En su mente de nueve años, la idea de competir en los Juegos de la Commonwealth representando a Escocia comenzó a tomar forma. No se trataba de ganar el oro. Ni siquiera de subir al podio. Simplemente de ponerse la camiseta y salir a la pista.

Así que cuando el joven de 21 años recibió los aplausos de un público eufórico en el Emirates Arena tras ser anunciado como campeón absoluto de Glasgow 2026, era todo lo que siempre había soñado y mucho más.

Ward, cuyos padres, Brendan y Lisa, se mudaron de East Kilbride a Bury antes de que él naciera, se acababa de convertir en el tercer medallista de oro del país en el tercer día de los Juegos.

«Recuerdo haberlo visto ganar y ver lo importante que era para la gente, y pensé: ‘Quiero hacer eso'», dijo Ward a BBC Sport Scotland, recordando el éxito de Keating mientras aún disfrutaba del suyo propio.

«Estar aquí ahora, después de haberlo logrado yo mismo, es espectacular. Es como cerrar un ciclo. Glasgow y East Kilbride han sido como mis segundos hogares durante toda mi vida, así que hacerlo aquí es increíblemente especial.»

«Estoy tan abrumado, tío.»

De antemano se intuía que Ward podría aspirar al título. Quizás una medalla de bronce. Tal vez incluso una de plata, dependiendo de cómo se desarrollaran las cosas.

Sus compañeros de equipo comentaban en privado que, si todo salía a su favor, el oro podría estar a su alcance. Lo habían visto entrenar y compitieron junto a él en la prueba por equipos del viernes, donde Escocia terminó cuarta.

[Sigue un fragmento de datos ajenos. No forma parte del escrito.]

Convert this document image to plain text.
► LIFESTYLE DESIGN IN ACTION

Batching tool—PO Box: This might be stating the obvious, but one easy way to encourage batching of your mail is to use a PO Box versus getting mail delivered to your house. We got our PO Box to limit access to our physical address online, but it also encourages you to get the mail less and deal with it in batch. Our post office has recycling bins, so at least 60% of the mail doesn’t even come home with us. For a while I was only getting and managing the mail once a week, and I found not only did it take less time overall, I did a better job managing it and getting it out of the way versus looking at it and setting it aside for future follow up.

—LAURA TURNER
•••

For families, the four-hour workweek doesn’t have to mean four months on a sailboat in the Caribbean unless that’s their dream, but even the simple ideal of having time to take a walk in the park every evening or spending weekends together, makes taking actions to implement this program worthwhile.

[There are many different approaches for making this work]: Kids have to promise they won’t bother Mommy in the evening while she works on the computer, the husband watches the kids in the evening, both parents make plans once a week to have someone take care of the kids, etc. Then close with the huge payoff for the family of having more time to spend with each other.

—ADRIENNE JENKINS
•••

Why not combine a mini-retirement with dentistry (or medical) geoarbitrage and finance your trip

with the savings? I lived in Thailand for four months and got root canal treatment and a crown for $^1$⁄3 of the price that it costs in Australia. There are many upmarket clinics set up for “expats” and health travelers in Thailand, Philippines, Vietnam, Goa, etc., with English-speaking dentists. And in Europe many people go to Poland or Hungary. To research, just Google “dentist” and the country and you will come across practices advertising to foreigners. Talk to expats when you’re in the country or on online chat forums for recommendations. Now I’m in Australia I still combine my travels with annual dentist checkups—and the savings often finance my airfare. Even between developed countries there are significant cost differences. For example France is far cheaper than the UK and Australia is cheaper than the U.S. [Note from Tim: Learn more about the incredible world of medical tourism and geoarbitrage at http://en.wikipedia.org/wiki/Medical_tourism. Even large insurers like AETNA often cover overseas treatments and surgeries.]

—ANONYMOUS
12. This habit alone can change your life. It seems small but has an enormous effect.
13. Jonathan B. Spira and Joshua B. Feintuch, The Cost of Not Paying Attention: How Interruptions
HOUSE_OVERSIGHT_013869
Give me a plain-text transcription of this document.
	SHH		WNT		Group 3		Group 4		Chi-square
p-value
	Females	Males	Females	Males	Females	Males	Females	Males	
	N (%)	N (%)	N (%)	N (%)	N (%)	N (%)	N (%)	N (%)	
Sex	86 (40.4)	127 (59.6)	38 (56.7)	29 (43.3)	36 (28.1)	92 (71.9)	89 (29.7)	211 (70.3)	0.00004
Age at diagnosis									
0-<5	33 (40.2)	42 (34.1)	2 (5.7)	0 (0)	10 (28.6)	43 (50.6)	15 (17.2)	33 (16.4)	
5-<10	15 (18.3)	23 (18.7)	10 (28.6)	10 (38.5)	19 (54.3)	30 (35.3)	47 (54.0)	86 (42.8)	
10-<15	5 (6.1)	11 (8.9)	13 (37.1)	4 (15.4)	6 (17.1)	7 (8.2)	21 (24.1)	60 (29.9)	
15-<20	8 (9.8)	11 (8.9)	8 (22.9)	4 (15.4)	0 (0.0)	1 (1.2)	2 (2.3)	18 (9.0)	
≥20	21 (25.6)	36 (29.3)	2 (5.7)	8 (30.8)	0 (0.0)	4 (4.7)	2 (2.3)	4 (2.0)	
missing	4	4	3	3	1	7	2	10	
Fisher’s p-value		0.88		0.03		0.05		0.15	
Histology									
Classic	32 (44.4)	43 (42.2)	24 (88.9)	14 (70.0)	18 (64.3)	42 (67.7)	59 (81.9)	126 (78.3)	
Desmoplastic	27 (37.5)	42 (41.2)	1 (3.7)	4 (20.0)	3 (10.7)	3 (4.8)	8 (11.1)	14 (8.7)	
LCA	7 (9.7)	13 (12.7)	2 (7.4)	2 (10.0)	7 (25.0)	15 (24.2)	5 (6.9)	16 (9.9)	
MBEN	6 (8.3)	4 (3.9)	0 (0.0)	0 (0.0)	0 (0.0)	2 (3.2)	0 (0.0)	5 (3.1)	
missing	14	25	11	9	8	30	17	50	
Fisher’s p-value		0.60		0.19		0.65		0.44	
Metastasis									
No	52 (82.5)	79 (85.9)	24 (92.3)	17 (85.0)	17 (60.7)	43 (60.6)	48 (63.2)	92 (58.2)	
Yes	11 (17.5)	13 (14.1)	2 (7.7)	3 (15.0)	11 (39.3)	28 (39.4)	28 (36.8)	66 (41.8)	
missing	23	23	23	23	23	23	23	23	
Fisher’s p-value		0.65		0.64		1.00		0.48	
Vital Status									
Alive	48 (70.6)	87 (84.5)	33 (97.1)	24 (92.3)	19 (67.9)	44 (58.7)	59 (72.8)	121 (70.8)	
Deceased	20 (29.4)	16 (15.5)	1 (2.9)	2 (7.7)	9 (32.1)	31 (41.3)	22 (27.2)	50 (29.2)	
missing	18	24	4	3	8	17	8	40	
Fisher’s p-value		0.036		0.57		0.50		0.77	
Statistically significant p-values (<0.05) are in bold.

Sabían que estaba en un buen lugar.

Ward ocupaba el séptimo puesto tras el ejercicio de suelo, pero se lanzó al liderato tras una espléndida actuación en el caballo con arzones, su prueba más fuerte habitualmente.

Mantuvo esa ventaja tras la entrega de los anillos, momento en el que varios funcionarios del equipo de Escocia y miembros de los medios de comunicación escoceses habían llegado poco a poco, con la sensación de que se avecinaba una medalla de oro.

El salto de Ward se había visto comprometido en la prueba por equipos por un pequeño problema en su carrera de aproximación (tuvo que adaptarse sobre la marcha y solo pudo ejecutar dos giros), pero esta vez lo bordó, realizando tres para llegar a las dos últimas rotaciones en lo más alto de la clasificación.

Una sólida actuación en las barras paralelas, y una acertada apelación del equipo de Escocia para sumar 0,100 puntos adicionales, mantuvieron su ventaja en 0,550, lo que significaba que necesitaba mantener su buen nivel en la barra horizontal para asegurarse el oro.

Ward hizo eso y mucho más.

Leyenda de la figura,

Reuben Ward habla sobre cómo hizo historia para Escocia.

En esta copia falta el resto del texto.